Segundo o economista, hoje 60% dos brasileiros que trabalham estão na informalidade. São 31,7 milhões de brasileiros com carteira assinada contra 47,5 milhões informalmente empregados e 8,5 milhões de desempregados.


? É um número colossal, e a consequência mais desumana dessa situação é que quase 50 milhões de brasileiros não têm qualquer proteção legal.


Outro problema das distorções da legislação atinge uma das áreas mais vulneráveis da administração pública, a Previdência. Embora não contribuam com o INSS, os trabalhadores informais podem se aposentar aos 65 anos com um salário-mínimo. Uma conta que não fecha pois só 40% dos trabalhadores formais recolhem contribuições previdenciárias.


Outro problema da legislação trabalhista é a burocracia. Se houvesse espaço para a simplificação nas leis, avalia Pastore, as contratações formais aumentariam naturalmente:


? O Simples, programa que simplificou o recolhimento de impostos e contribuições previdenciárias para micro e pequenas empresas, gerou 3,5 milhões de empregos nos três primeiros anos de implantação.


A queixa é da Federação do Comércio do Estado de São Paulo (Fecomércio-SP). Segundo o presidente da federação, Abram Szajman, a burocracia tributária é igual para pequenos e grandes empresários:


? Não é apenas a legislação trabalhista que leva as micro e pequenas empresas para informalidade. É o conjunto de medidas e tributos, que é extremamente caro.


Pastore estima que o conjunto de direitos previstos na legislação brasileira acaba fazendo com que as despesas de contratação para as empresas cheguem a 103,46% do salário do empregado, contra 79% na França, ou 9,03% nos Estados Unidos. Ou seja, cada brasileiro registrado em carteira que ganha R$ 1.000 mensais custa R$ 2.030 ao empregador.


? E isso se aplica a todas as empresas, independente do seu porte ? diz, observando que 95% das empresas no país são de pequeno porte.

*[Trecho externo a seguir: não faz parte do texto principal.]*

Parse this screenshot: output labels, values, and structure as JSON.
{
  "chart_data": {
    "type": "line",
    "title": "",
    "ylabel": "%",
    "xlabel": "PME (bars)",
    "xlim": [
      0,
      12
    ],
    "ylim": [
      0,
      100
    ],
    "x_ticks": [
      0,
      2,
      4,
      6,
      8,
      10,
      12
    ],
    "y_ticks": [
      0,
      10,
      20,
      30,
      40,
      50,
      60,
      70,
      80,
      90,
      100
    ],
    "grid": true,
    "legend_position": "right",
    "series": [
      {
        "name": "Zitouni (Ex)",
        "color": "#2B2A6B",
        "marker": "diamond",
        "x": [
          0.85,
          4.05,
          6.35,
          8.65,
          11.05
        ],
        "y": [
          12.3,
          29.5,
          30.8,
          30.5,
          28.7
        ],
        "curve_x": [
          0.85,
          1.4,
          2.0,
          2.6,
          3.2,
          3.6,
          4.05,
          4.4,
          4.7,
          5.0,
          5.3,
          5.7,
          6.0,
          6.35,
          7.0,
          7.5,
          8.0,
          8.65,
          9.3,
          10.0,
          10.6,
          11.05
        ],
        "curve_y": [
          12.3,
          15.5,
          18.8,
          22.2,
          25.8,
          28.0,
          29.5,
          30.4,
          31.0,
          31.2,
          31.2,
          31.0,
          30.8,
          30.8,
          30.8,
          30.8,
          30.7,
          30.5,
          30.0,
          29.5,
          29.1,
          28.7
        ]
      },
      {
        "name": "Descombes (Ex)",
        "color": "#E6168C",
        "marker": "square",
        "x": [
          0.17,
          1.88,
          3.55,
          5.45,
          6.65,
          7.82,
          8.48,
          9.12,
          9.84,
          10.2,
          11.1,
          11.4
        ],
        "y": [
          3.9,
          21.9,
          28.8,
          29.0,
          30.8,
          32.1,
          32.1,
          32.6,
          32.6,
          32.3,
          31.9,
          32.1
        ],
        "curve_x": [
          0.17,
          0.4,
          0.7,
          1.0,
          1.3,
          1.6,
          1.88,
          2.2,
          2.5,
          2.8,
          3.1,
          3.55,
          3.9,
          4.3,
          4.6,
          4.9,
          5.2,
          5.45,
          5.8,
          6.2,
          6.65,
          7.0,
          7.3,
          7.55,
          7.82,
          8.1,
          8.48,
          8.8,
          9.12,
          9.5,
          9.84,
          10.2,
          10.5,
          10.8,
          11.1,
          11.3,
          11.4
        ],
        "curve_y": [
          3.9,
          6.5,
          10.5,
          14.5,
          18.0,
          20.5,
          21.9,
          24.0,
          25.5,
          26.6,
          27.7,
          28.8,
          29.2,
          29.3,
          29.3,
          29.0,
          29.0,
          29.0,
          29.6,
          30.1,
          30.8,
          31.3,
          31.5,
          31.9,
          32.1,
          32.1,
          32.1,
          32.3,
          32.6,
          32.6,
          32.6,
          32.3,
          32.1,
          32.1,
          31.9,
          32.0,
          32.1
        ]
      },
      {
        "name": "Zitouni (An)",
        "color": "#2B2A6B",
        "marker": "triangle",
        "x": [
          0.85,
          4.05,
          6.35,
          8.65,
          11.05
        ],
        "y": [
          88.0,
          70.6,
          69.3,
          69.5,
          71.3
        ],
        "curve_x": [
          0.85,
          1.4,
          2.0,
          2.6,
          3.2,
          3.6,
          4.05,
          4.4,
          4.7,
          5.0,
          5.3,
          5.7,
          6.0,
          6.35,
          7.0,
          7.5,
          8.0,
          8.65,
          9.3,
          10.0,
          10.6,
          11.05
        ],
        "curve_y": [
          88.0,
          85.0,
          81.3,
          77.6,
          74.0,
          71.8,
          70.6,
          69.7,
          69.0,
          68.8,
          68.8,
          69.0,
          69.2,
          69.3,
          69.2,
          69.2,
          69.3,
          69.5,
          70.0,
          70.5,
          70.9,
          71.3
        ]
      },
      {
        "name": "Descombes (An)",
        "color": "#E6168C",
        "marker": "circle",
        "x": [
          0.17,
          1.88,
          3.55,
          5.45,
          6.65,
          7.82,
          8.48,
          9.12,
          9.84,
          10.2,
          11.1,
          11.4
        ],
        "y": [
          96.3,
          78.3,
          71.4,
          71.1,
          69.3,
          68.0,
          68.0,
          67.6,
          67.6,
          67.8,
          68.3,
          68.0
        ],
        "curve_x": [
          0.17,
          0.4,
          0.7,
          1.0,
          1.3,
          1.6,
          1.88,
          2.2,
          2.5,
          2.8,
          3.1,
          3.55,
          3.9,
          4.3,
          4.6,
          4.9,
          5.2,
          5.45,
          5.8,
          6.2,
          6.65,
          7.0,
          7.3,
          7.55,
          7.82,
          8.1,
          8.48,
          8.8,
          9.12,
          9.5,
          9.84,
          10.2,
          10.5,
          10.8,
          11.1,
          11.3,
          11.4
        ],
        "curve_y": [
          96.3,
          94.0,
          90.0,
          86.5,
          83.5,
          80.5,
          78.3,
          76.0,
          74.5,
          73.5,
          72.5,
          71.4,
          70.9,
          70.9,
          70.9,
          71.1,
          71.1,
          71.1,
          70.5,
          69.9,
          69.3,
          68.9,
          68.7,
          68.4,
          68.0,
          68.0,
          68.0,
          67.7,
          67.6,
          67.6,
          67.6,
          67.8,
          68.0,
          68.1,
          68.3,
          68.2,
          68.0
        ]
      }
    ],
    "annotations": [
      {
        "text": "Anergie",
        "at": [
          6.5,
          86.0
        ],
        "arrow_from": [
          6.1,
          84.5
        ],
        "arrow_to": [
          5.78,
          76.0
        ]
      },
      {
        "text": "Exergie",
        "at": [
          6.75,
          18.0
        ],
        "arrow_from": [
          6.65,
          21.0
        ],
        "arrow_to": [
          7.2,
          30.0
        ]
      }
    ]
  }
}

Apesar de concordar que a legislação trabalhista precisa ser reformada, por ser muito detalhista, o diretor do Instituto de Economia da UFRJ, João Saboia, não vê uma relação direta entre criação de emprego e a legislação:


? A lei não inibe a abertura de vagas. Pode, sim, levar à contratação informal. Mas é preciso ter regras, garantindo benefícios básicos e fundamentais. O que há hoje é um excesso de regras. Isso é um incentivo ao não cumprimento.


Estudo divulgado por professores das universidades americanas de Yale e Harvard, com apoio do Banco Mundial (Bird), mostra que o Brasil tem a mais rígida legislação trabalhista entre 85 países.


No ranking da rigidez, Brasil supera Kazaquistão


Na pontuação que leva em conta aspectos da lei como flexibilidade dos contratos de trabalho, condições de emprego e segurança no emprego (custos de demissão), o Brasil figura com 2,4 pontos, superior às de Moçambique (2,23) e do Kazaquistão (2,07). Japão e Estados Unidos tiveram 1,42 e 0,92 ponto, respectivamente, na mesma escala de rigidez. Chile e Argentina, aparecem com 1,56 e 1,55 ponto no mesmo ranking.


? O estudo constata o quê quem está no dia-a-dia das empresas já conhece bem ? diz o presidente do Centro das Indústrias do estado de São Paulo (Ciesp), Cláudio Vaz.


Tanto Vaz quanto Pastore, cobram uma ação mais efetiva do governo para acelerar o processo de reforma trabalhista.


? O governo já perdeu bastante tempo e o Fórum até aqui se ateve a questões formais, distante da realidade ? diz Vaz.